A crise ambiental contemporânea
Marcos Costa Lima é professor do Departamento de Ciência Política da UFPE, pós-doutorado na Université Paris XIII e integrante do Grupo de Reflexão sobre Relações Internacionais/GR-RI. Atualmente coordena o Instituto de estudos da Ásia/UFPE
A responsabilidade sobre as condições de vida na Terra cabe a todos nós, mas sobretudo aos países ricos, seus governos e grandes corporações
por Grupo de Reflexão sobre Relações Internacionais — publicado 03/09/2015are
Olivia Nachle / Avaaz
“Para mudar o mundo precisamos de todos”, diz projeção no Cristo Redentor em 19 de setembro de 2014, para lembrar a luta mundial contra o aquecimento global
Grandes alterações na estrutura e função dos sistemas naturais da Terra representam uma ameaça crescente para a saúde humana e para a vida em geral em nosso planeta. Através de uma insustentável exploração de recursos naturais e humanos a civilização floresceu, mas agora corre o risco substancial, pelos efeitos da degradação, de não garantir o apoio da natureza à vida, no médio e longo prazo.
Os efeitos nocivos para a saúde humana por conta das mudanças no ambiente são muitos e graves: as mudanças climáticas; a acidificação dos oceanos; a degradação dos solos; a escassez de água; a sobre-exploração da pesca e a perda de biodiversidade; o acúmulo de lixo tóxico inclusive resíduos nucleares; a redução das florestas e a poluição dos rios; as secas mais longas em várias partes do mundo.

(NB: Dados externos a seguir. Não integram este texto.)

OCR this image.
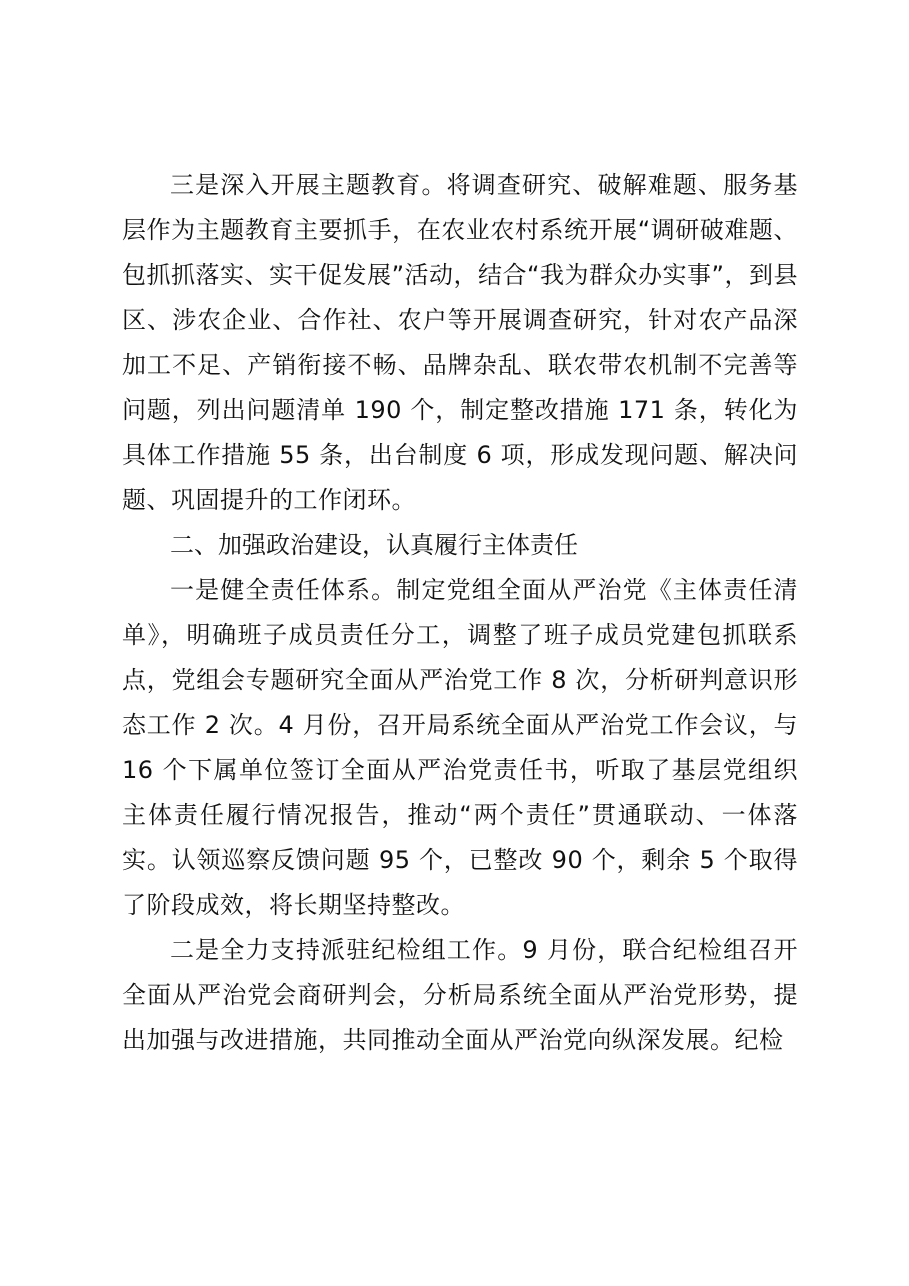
三是深入开展主题教育。将调查研究、破解难题、服务基层作为主题教育主要抓手，在农业农村系统开展“调研破难题、包抓抓落实、实干促发展”活动，结合“我为群众办实事”，到县区、涉农企业、合作社、农户等开展调查研究，针对农产品深加工不足、产销衔接不畅、品牌杂乱、联农带农机制不完善等问题，列出问题清单 190 个，制定整改措施 171 条，转化为具体工作措施 55 条，出台制度 6 项，形成发现问题、解决问题、巩固提升的工作闭环。

二、加强政治建设，认真履行主体责任

一是健全责任体系。制定党组全面从严治党《主体责任清单》，明确班子成员责任分工，调整了班子成员党建包抓联系点，党组会专题研究全面从严治党工作 8 次，分析研判意识形态工作 2 次。4 月份，召开局系统全面从严治党工作会议，与 16 个下属单位签订全面从严治党责任书，听取了基层党组织主体责任履行情况报告，推动“两个责任”贯通联动、一体落实。认领巡察反馈问题 95 个，已整改 90 个，剩余 5 个取得了阶段成效，将长期坚持整改。

二是全力支持派驻纪检组工作。9 月份，联合纪检组召开全面从严治党会商研判会，分析局系统全面从严治党形势，提出加强与改进措施，共同推动全面从严治党向纵深发展。纪检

Tudo isso representa um sério desafio para a humanidade.
Segundo especialistas, estas tendências, que são de grande impacto, têm ocorrido, sobretudo, pelo paradigma estabelecido no capitalismo dominante, com a cristalização de um padrão de consumo, e de utilização de recursos naturais, altamente predatórios, com o agravante de uma população em crescimento, que deve atingir os 8,3 bilhões de habitantes em 2030 (O Brasil terá 223 milhões de habitantes no mesmo período).

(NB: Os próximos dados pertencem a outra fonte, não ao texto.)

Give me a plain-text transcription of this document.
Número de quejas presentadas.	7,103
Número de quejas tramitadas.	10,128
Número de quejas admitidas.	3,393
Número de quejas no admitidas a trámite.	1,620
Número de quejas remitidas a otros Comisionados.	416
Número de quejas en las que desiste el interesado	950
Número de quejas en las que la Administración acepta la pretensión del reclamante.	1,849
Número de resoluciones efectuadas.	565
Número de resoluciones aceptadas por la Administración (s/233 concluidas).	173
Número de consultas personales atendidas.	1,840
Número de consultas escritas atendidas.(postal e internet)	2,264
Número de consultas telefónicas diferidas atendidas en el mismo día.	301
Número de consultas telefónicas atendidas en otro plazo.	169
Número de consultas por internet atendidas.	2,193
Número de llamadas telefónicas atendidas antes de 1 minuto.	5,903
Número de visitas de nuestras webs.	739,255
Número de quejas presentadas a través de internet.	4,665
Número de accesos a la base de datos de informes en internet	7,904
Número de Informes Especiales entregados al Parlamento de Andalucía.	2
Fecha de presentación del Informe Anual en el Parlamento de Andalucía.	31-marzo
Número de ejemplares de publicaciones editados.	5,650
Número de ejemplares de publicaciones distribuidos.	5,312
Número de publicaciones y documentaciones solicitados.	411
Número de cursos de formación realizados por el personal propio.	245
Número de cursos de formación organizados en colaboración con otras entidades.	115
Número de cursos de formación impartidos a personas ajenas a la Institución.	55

A Comissão Lancet sobre a saúde do planeta identificou três categorias de desafios que têm de ser enfrentadas se se quiser manter e mesmo melhorar a saúde humana, em face das tendências ambientais cada vez mais danosas. São elas:
1) a tendência em se confiar excessivamente no crescimento do Produto Interno Bruto como medida de progresso humano e o fracasso em explicar os futuros danos, sob o aparente manto de ganhos nos dias de hoje, além do efeito desproporcional destes danos sobre as populações pobres e as nações em desenvolvimento, que não têm capacidade de se preparar para futuras catástrofes;
2) Falhas de conhecimento (de pesquisa e de informações fidedignas), uma histórica ausência de transdiciplinaridade no entendimento do problema, juntamente com uma falta de vontade ou incapacidade de lidar com a incerteza por parte dos governos na hora da tomada de decisões.
3) Falhas de implementação (desafios da governança), tais como o modus operandi de governos e instituições que retardam o reconhecimento e as respostas às ameaças, especialmente quando confrontado com incertezas, falta ou mesmo preterimento de recursos, considerando a questão ambiental não prioritária, além das defasagens entre o agir e seus efeitos.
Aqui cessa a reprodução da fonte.